Northern Ireland

Families of IRA Hyde Park bombing victims granted legal aid

John Downey
Image caption John Downey denied murdering the soldiers in the 1982 Hyde Park bombing

The families of four soldiers killed in the 1982 IRA Hyde Park bombings have been granted legal aid to take a civil case against one of the alleged bombers.

John Downey, 66, has denied murdering the soldiers.

A 2014 prosecution against him was dropped when a judge ruled an official assurance given in error meant he could not face trial.

He had an "on the run" letter telling him he was no longer a wanted man.

Image copyright PA
Image caption Four soldiers and seven horses were killed in the Hyde Park attack

The letter, which he had received in 2007, assured him he would not face arrest and prosecution for IRA crimes.

The then prime minister, David Cameron, described the letter as a "dreadful mistake".

The Hyde Park attack on 20 July 1982 killed Squadron Quartermaster Corporal Roy Bright, Lieutenant Anthony Daly, Trooper Simon Tipper and Lance Corporal Jeffrey Young.

On Tuesday, The Sun reported that the Legal Aid Agency had confirmed that it was providing funding to the families of the victims.

Who were the on the runs?

At that time of John Downey's 2014 prosecution, Mr Justice Sweeney heard from Sinn Féin's Gerry Kelly that 187 people had received "on the run" letters.

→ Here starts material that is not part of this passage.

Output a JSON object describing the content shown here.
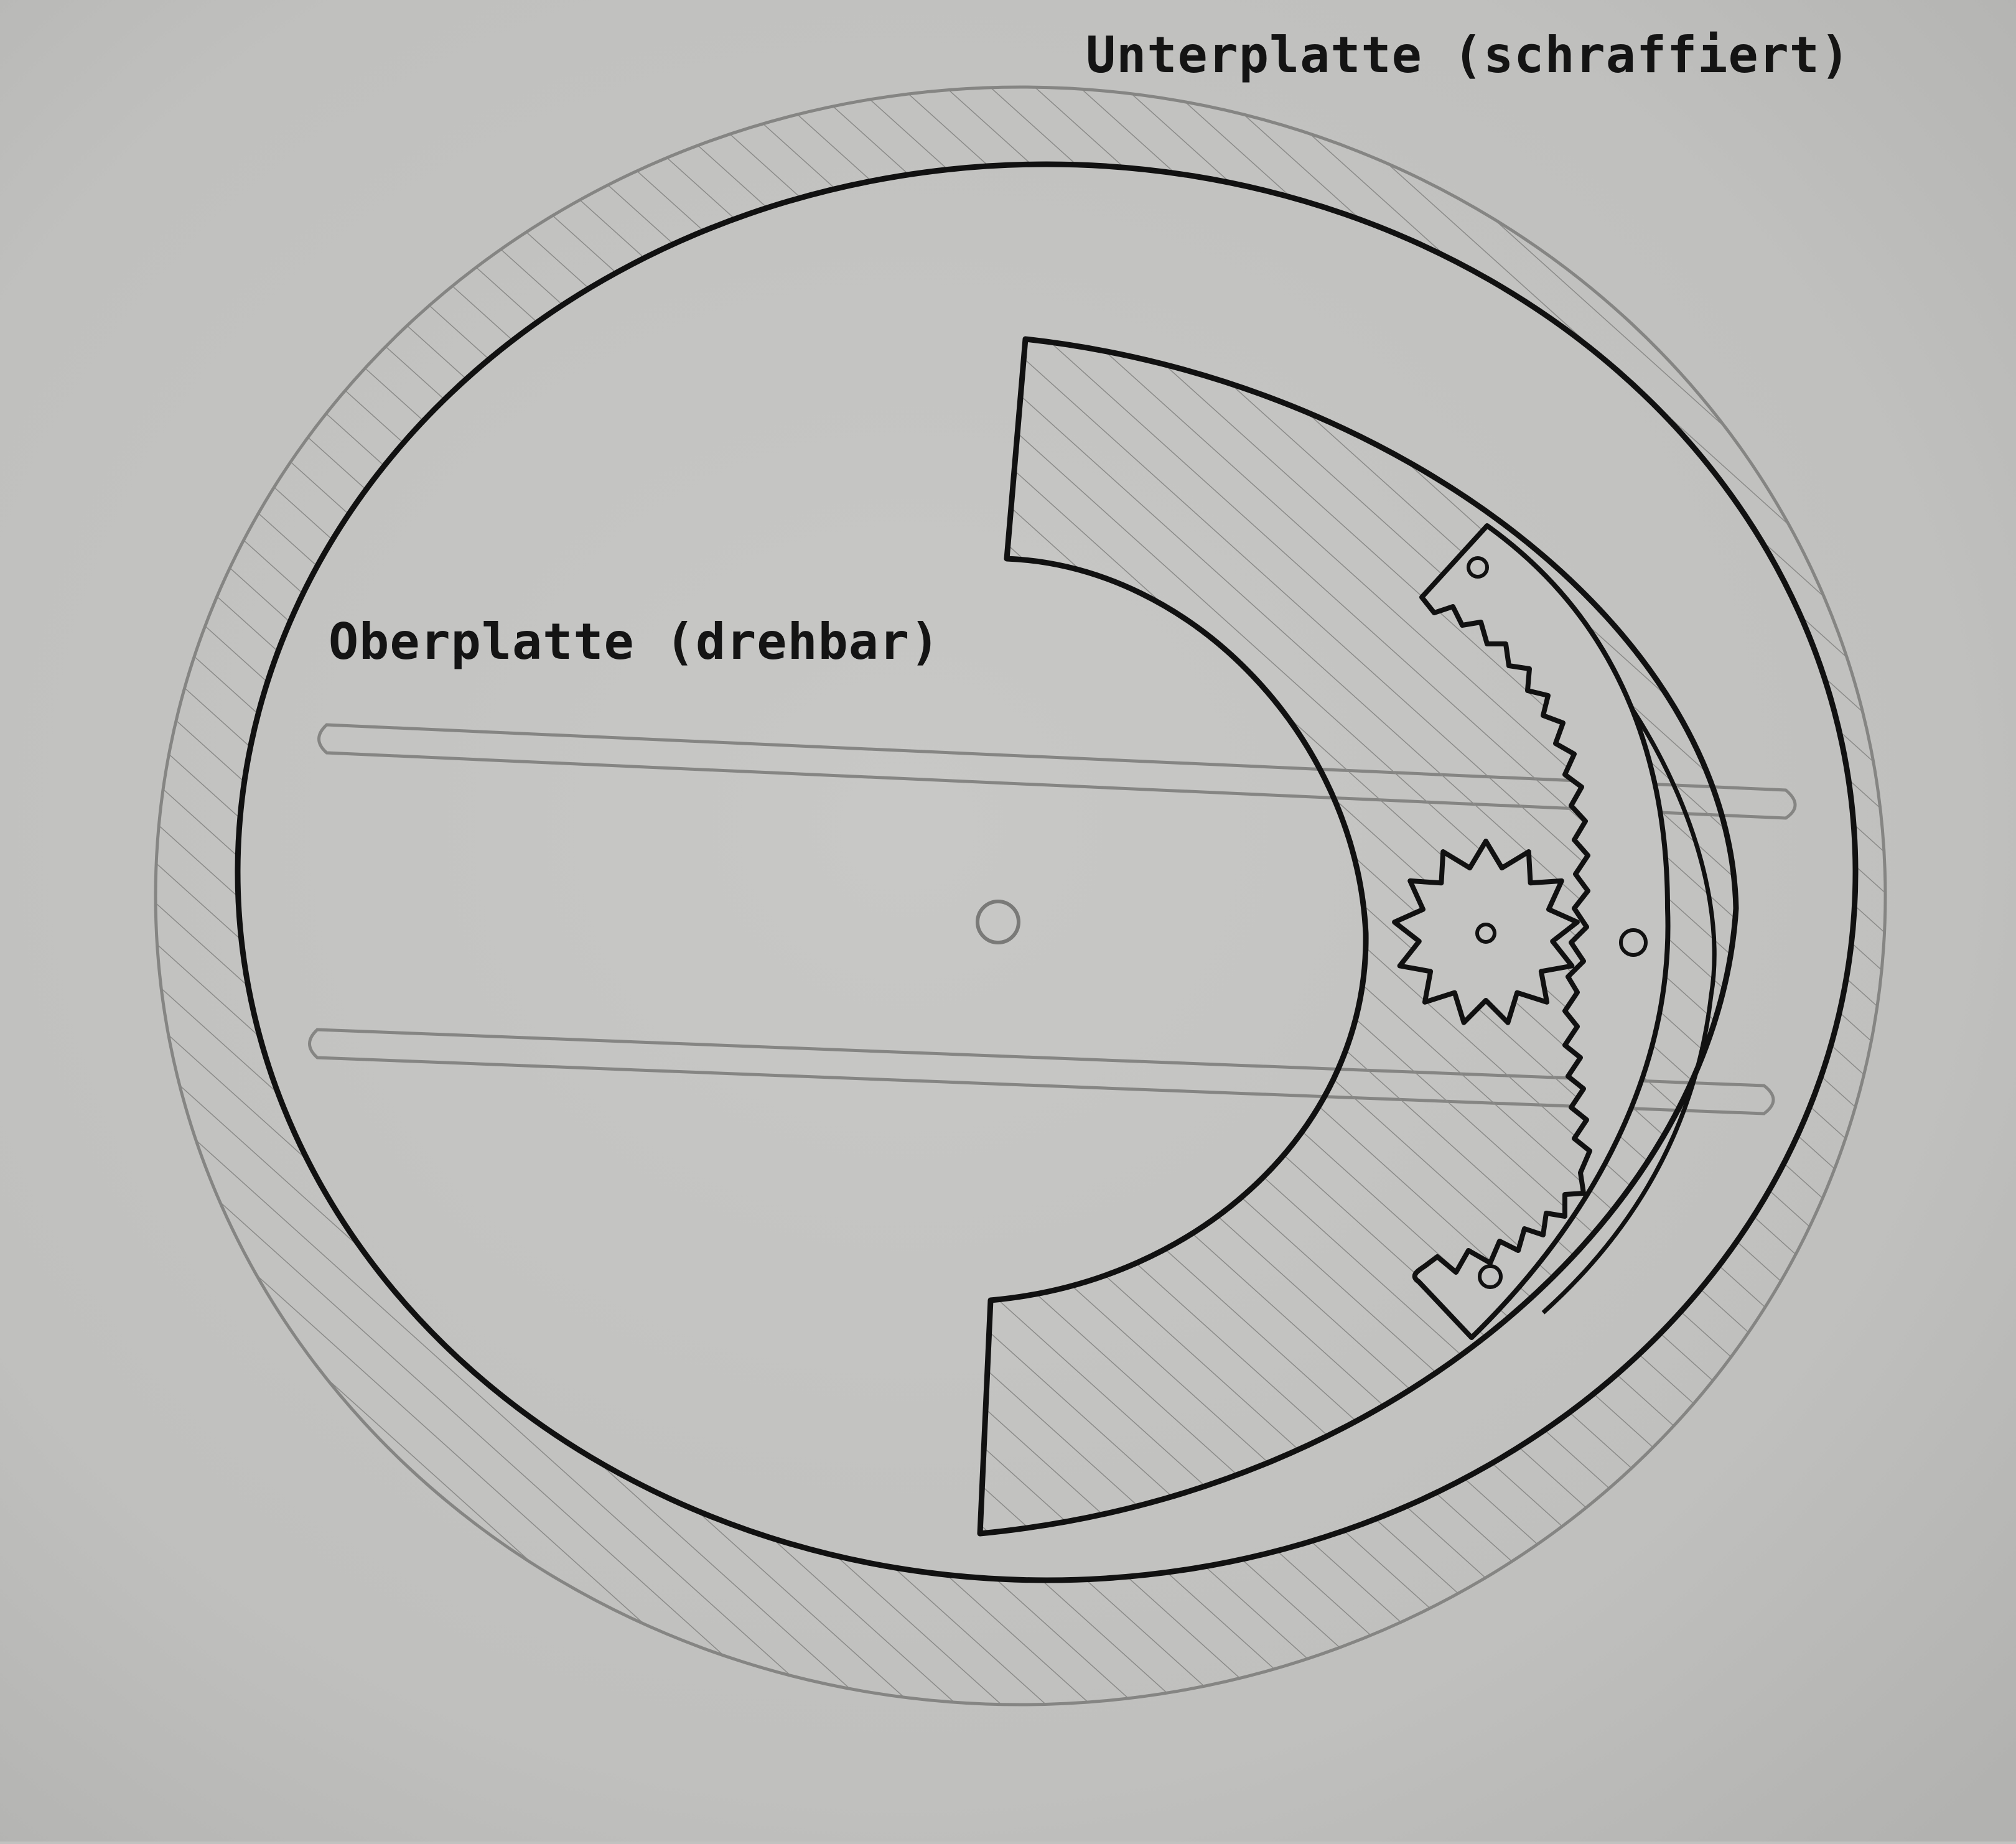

These people were either suspected of paramilitary crimes or had escaped from prison after being convicted.

The 1998 Good Friday Agreement meant that anyone convicted of paramilitary crimes was eligible for early release, but the agreement did not cover on the runs.

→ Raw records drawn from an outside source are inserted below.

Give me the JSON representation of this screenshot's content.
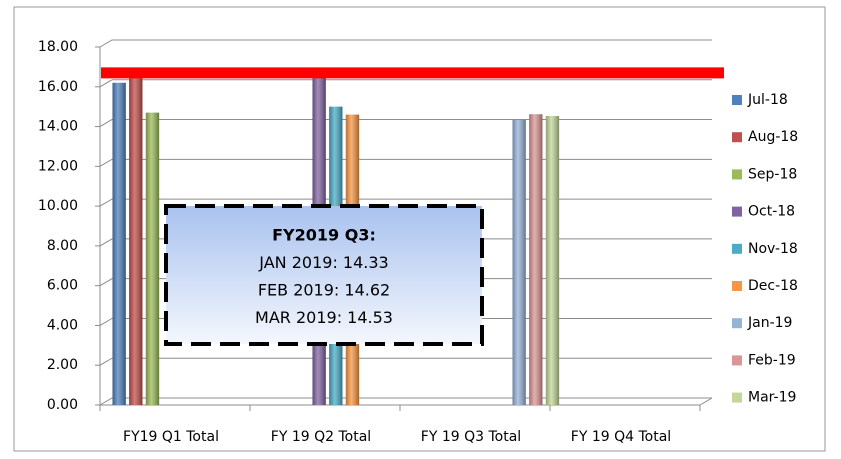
{
  "chart_data": {
    "type": "bar",
    "categories": [
      "FY19 Q1 Total",
      "FY 19 Q2 Total",
      "FY 19 Q3 Total",
      "FY 19 Q4 Total"
    ],
    "series": [
      {
        "name": "Jul-18",
        "color": "#4f81bd",
        "values": [
          16.2,
          null,
          null,
          null
        ]
      },
      {
        "name": "Aug-18",
        "color": "#c0504d",
        "values": [
          16.5,
          null,
          null,
          null
        ]
      },
      {
        "name": "Sep-18",
        "color": "#9bbb59",
        "values": [
          14.7,
          null,
          null,
          null
        ]
      },
      {
        "name": "Oct-18",
        "color": "#8064a2",
        "values": [
          null,
          16.6,
          null,
          null
        ]
      },
      {
        "name": "Nov-18",
        "color": "#4bacc6",
        "values": [
          null,
          15.0,
          null,
          null
        ]
      },
      {
        "name": "Dec-18",
        "color": "#f79646",
        "values": [
          null,
          14.6,
          null,
          null
        ]
      },
      {
        "name": "Jan-19",
        "color": "#95b3d7",
        "values": [
          null,
          null,
          14.33,
          null
        ]
      },
      {
        "name": "Feb-19",
        "color": "#d99694",
        "values": [
          null,
          null,
          14.62,
          null
        ]
      },
      {
        "name": "Mar-19",
        "color": "#c3d69b",
        "values": [
          null,
          null,
          14.53,
          null
        ]
      }
    ],
    "reference_line": {
      "value": 16.7,
      "color": "#ff0000"
    },
    "annotation": [
      "FY2019 Q3:",
      "JAN 2019: 14.33",
      "FEB 2019: 14.62",
      "MAR 2019: 14.53"
    ],
    "ylim": [
      0,
      18
    ],
    "yticks": [
      {
        "value": 0,
        "label": "0.00"
      },
      {
        "value": 2,
        "label": "2.00"
      },
      {
        "value": 4,
        "label": "4.00"
      },
      {
        "value": 6,
        "label": "6.00"
      },
      {
        "value": 8,
        "label": "8.00"
      },
      {
        "value": 10,
        "label": "10.00"
      },
      {
        "value": 12,
        "label": "12.00"
      },
      {
        "value": 14,
        "label": "14.00"
      },
      {
        "value": 16,
        "label": "16.00"
      },
      {
        "value": 18,
        "label": "18.00"
      }
    ],
    "grid": true,
    "legend": "right"
  }
}
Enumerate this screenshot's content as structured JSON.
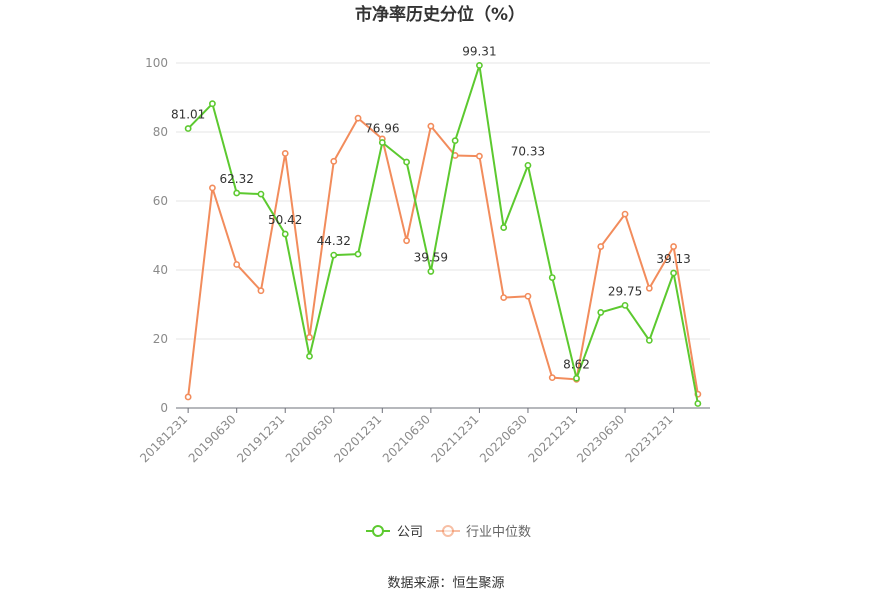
{
  "chart_data": {
    "type": "line",
    "title": "市净率历史分位（%）",
    "x": [
      "20181231",
      "20190331",
      "20190630",
      "20190930",
      "20191231",
      "20200331",
      "20200630",
      "20200930",
      "20201231",
      "20210331",
      "20210630",
      "20210930",
      "20211231",
      "20220331",
      "20220630",
      "20220930",
      "20221231",
      "20230331",
      "20230630",
      "20230930",
      "20231231",
      "20240331"
    ],
    "x_tick_labels": [
      "20181231",
      "20190630",
      "20191231",
      "20200630",
      "20201231",
      "20210630",
      "20211231",
      "20220630",
      "20221231",
      "20230630",
      "20231231"
    ],
    "ylim": [
      0,
      100
    ],
    "yticks": [
      0,
      20,
      40,
      60,
      80,
      100
    ],
    "grid": true,
    "legend_position": "bottom",
    "series": [
      {
        "name": "公司",
        "color": "#5cc92f",
        "values": [
          81.01,
          88.2,
          62.32,
          62.0,
          50.42,
          15.0,
          44.32,
          44.6,
          76.96,
          71.3,
          39.59,
          77.5,
          99.31,
          52.3,
          70.33,
          37.8,
          8.62,
          27.7,
          29.75,
          19.6,
          39.13,
          1.3
        ],
        "labels": [
          "81.01",
          "",
          "62.32",
          "",
          "50.42",
          "",
          "44.32",
          "",
          "76.96",
          "",
          "39.59",
          "",
          "99.31",
          "",
          "70.33",
          "",
          "8.62",
          "",
          "29.75",
          "",
          "39.13",
          ""
        ]
      },
      {
        "name": "行业中位数",
        "color": "#f28c5c",
        "values": [
          3.2,
          63.8,
          41.6,
          34.0,
          73.8,
          20.5,
          71.5,
          84.0,
          78.0,
          48.5,
          81.7,
          73.2,
          73.0,
          32.0,
          32.4,
          8.8,
          8.3,
          46.8,
          56.2,
          34.7,
          46.8,
          4.0
        ]
      }
    ]
  },
  "footer": {
    "source": "数据来源：恒生聚源"
  }
}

Sinn Féin sought a scheme that would allow on the runs to return to the UK without fear that they would be arrested.

This scheme was agreed with the UK government but not disclosed to the public.

Former Ulster Unionist MP, Danny Kinahan, welcomed news of the legal aid.

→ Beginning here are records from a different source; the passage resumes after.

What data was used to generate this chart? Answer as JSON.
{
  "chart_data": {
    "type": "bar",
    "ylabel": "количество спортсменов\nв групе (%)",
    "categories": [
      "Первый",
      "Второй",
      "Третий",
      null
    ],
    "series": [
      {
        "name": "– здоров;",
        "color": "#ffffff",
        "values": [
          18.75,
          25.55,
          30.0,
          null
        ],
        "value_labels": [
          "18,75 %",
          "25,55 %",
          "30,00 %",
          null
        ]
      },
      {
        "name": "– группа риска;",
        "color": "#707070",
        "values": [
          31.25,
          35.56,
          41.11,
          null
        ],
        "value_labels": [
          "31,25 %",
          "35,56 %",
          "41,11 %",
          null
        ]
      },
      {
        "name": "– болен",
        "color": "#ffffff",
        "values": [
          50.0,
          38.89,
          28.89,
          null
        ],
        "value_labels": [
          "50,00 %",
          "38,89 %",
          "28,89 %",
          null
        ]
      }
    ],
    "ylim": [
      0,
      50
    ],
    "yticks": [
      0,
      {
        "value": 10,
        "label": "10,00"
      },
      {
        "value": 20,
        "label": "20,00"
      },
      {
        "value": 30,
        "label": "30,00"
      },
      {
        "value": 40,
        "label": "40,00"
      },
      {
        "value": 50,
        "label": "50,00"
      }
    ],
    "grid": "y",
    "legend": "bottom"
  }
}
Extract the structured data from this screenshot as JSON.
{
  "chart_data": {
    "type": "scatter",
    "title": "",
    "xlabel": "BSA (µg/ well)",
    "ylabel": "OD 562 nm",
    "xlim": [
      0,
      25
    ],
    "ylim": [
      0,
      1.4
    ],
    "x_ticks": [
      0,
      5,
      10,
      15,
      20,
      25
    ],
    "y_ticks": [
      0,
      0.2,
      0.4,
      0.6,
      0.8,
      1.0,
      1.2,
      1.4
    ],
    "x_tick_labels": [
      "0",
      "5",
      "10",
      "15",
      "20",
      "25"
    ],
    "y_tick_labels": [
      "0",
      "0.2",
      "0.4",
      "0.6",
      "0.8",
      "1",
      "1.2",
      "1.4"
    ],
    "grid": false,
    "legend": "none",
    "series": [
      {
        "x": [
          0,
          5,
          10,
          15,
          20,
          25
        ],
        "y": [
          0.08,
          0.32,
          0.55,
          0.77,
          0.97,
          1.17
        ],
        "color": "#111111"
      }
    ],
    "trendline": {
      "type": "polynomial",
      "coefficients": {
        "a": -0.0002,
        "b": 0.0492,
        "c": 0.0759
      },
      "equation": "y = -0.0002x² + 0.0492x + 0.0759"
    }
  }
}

Mr Kinahan, who was a former colleague of the murdered soldiers, said it should have happened "a lot sooner".

Image caption Former MP, Danny Kinahan, said the soldiers were in the "prime of their lives"

"The families of my murdered colleagues have been put through hell," he said.

"Firstly, they lost their loved ones, stolen from them in the prime of their lives.

"Then, they suffered the pain of the farce of the trial of John Downey being thrown out because of one of the despicable on-the-run letters."

Civil v criminal

Analysis, Vincent Kearney, BBC News NI home affairs correspondent

Civil action is taken to seek financial compensation, rather than a criminal conviction, and it requires a much lower standard of proof than a criminal case.

A civil court is also less stringent in terms of what can be entered as evidence.

The families involved in this case will hope their legal team will be able to use that extra latitude to put as much information as possible about the Hyde Park attack into the public domain.

But even if a judge was to rule that John Downey was liable for the Hyde Park bombing, he could not be sent to prison.

Mr Downey also cannot be compelled to attend any future civil court hearing, or to pay damages if any were to be awarded.

Relatives of 12 of the 29 people killed in the 1998 Omagh bomb attack successfully took a civil case against four men they claimed were responsible.

A judge ruled that the men were liable for the bomb and ordered them to pay £1.6m in damages.

None of them were sent to prison and the families have not received any compensation.

The Hyde Park attack is one of the most significant unsolved IRA bombings of The Troubles.

One other person was convicted in relation to the deaths before being later cleared on appeal.